A perda da contemplação
Explana o filósofo sul-coreano Byung-Chul Han, em sua obra Não-coisas:
Conectividade sem limites não produz conexão, um mundo. Ao contrário, tem um efeito isolador, aprofunda a solidão. O eu isolado, sem mundo e depressivo se distancia daquela solidão feliz, daquela altura sagrada da montanha. […] Nada se eleva. Nada se aprofunda. A realidade é nivelada em informações e fluxos de dados. Tudo se espalha e se prolifera. O silêncio é um fenômeno de negatividade. É exclusivo, enquanto o ruído é resultado de uma comunicação permissiva, extensiva e excessiva”.
Para Han, sobram ruídos e faltam silêncios que estabilizem e aprofundem a atenção, e suscitem o olhar contemplativo. O olhar de paciência para o largo e o lento.
Onde tudo está disponível e alcançável, nenhuma atenção profunda é formada.

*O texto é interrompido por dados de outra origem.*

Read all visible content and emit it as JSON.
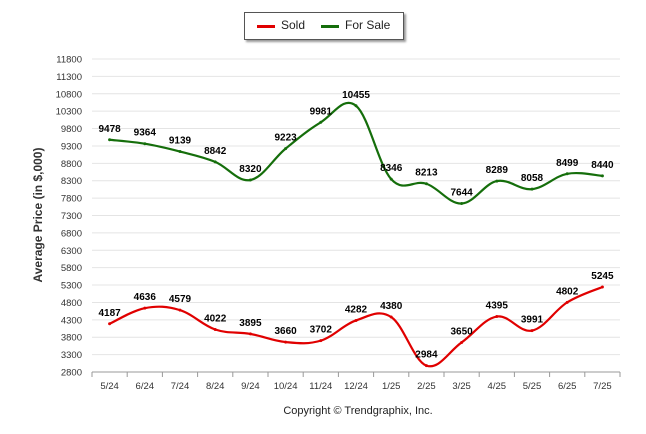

No smartphone, distraímo-nos do mundo material repleto de significados que nos cerca, pelos lados, acima e abaixo. Assim ignoramos detalhes cativantes e por vezes vitais. Isso acontece quando nos deixamos engolir e deglutir pelas telas e simulacros.
Curta, comente e compartilhe; ou apenas veja e sinta
O ver e o sentir não precisam ser sempre postados, fotografados ou filmados: podem ser apenas vividos. Há uma liberdade bela em apenas viver para viver — não para os outros.
Podemos fazer isso, para além de nossa tendência cada vez maior à passividade, ante o fluxo incessante de informações, ruídos, anúncios, ofertas, rótulos fugazes para pessoas solitárias e fugidias. Ante a não-coisa da informação digital que permeia e domina quase tudo em quase todos os lugares.
Ou podemos sucumbir à solidão na multidão de informações pragmáticas, otimizadas e impermanentes.
A solidão é a grande endemia da Era das Telas; conexões frágeis não constroem acolhimento. Sem acolhimento, o coração humano sofre: ou congela para se proteger, ou se desfaz em dores.